The graph did not change; we just listened to its matrix. Eigenvalues turn a hand-drawn
network into a handful of numbers that expose its connectivity, its symmetry and its bottlenecks.
PageRank, the algorithm that launched Google, treats the web as an enormous graph and asks for a
score where a page is important if important pages link to it. Written out, that self-referential
wish is an eigenvector equation: the ranking vector is the leading eigenvector of a
matrix built from the web's adjacency matrix. Your search results are, quite literally, an
eigenvector.
And a famous flip-side question: "Can you hear the shape of a drum?" — can the spectrum tell
you the graph completely? Surprisingly, no. There exist isospectral graphs: two
genuinely different graphs (not just relabelled) that share the same list of eigenvalues.

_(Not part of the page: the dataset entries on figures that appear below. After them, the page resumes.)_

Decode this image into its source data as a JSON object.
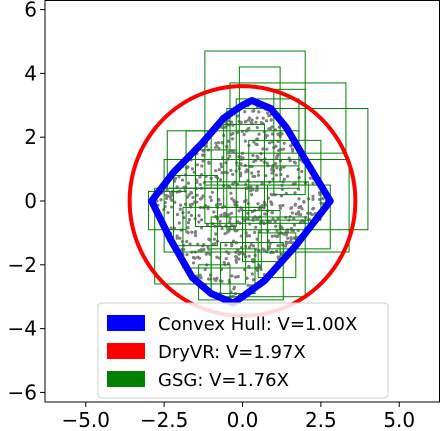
{
  "chart_data": {
    "type": "scatter",
    "title": "",
    "xlabel": "",
    "ylabel": "",
    "xlim": [
      -6.3,
      6.3
    ],
    "ylim": [
      -6.3,
      6.3
    ],
    "x_ticks": [
      -5.0,
      -2.5,
      0.0,
      2.5,
      5.0
    ],
    "x_tick_labels": [
      "−5.0",
      "−2.5",
      "0.0",
      "2.5",
      "5.0"
    ],
    "y_ticks": [
      -6,
      -4,
      -2,
      0,
      2,
      4,
      6
    ],
    "y_tick_labels": [
      "−6",
      "−4",
      "−2",
      "0",
      "2",
      "4",
      "6"
    ],
    "grid": false,
    "legend_position": "lower center",
    "colors": {
      "convex_hull": "#0000ff",
      "dryvr": "#ff0000",
      "gsg": "#008000",
      "points": "#808080"
    },
    "series": [
      {
        "name": "Convex Hull: V=1.00X",
        "kind": "polygon",
        "vertices": [
          [
            -2.9,
            0.0
          ],
          [
            -2.2,
            0.9
          ],
          [
            -1.3,
            1.8
          ],
          [
            -0.6,
            2.6
          ],
          [
            0.0,
            3.0
          ],
          [
            0.3,
            3.15
          ],
          [
            0.9,
            2.9
          ],
          [
            1.4,
            2.3
          ],
          [
            2.0,
            1.3
          ],
          [
            2.8,
            0.0
          ],
          [
            1.7,
            -1.4
          ],
          [
            0.7,
            -2.5
          ],
          [
            0.0,
            -3.0
          ],
          [
            -0.3,
            -3.2
          ],
          [
            -1.0,
            -2.9
          ],
          [
            -1.6,
            -2.4
          ],
          [
            -2.3,
            -1.2
          ]
        ]
      },
      {
        "name": "DryVR: V=1.97X",
        "kind": "circle",
        "center": [
          0.0,
          0.0
        ],
        "radius": 3.6
      },
      {
        "name": "GSG: V=1.76X",
        "kind": "rectangles",
        "boxes": [
          [
            -1.2,
            4.7,
            2.0,
            0.5
          ],
          [
            -0.1,
            4.2,
            1.2,
            0.6
          ],
          [
            -0.4,
            3.7,
            3.3,
            1.5
          ],
          [
            -1.8,
            2.2,
            1.8,
            0.4
          ],
          [
            -2.5,
            1.3,
            3.4,
            -1.6
          ],
          [
            -1.2,
            0.6,
            2.1,
            -0.7
          ],
          [
            -0.5,
            2.9,
            4.0,
            -0.9
          ],
          [
            -2.8,
            0.4,
            0.1,
            -2.6
          ],
          [
            -1.0,
            -0.5,
            2.0,
            -3.0
          ],
          [
            -0.7,
            -1.3,
            1.3,
            -3.1
          ],
          [
            -1.9,
            -0.2,
            0.6,
            -2.1
          ],
          [
            0.2,
            1.9,
            2.5,
            -0.6
          ],
          [
            -1.5,
            1.6,
            -0.2,
            -0.8
          ],
          [
            0.5,
            -1.0,
            1.7,
            -2.4
          ],
          [
            -2.2,
            0.8,
            -0.8,
            -1.4
          ],
          [
            -0.2,
            3.2,
            1.8,
            1.1
          ],
          [
            -3.0,
            0.3,
            -1.8,
            -0.9
          ],
          [
            0.8,
            0.5,
            2.8,
            -1.5
          ],
          [
            -1.0,
            -1.5,
            0.4,
            -2.9
          ],
          [
            -0.6,
            2.4,
            0.7,
            -0.2
          ],
          [
            1.0,
            3.5,
            2.0,
            0.2
          ],
          [
            -2.4,
            2.2,
            -1.0,
            0.4
          ],
          [
            0.0,
            -0.3,
            1.2,
            -1.9
          ],
          [
            -1.4,
            -2.0,
            -0.4,
            -3.1
          ]
        ]
      }
    ],
    "point_cloud": {
      "name": "samples",
      "count": 700
    }
  }
}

The spectrum is a superb fingerprint, but not a perfect one — some structure hides in the silence
between the notes.
The adjacency matrix depends on how you number the vertices. Relabel the vertices
and the matrix changes — its rows and columns get shuffled. So it is tempting to think the matrix is
an arbitrary, unreliable description. But the spectrum does not change. Reordering
the vertices produces a matrix P A P^{\mathsf T} (with
P a permutation matrix), which is similar to
A — and similar matrices have identical eigenvalues. That
is exactly why the spectrum is a genuine property of the graph, not of your bookkeeping.
One more classic slip: for a simple graph the diagonal is all
0, not 1. A vertex is not joined to itself, so
A_{ii} = 0. Putting 1s on the diagonal would secretly add a loop at every
vertex — a different graph entirely.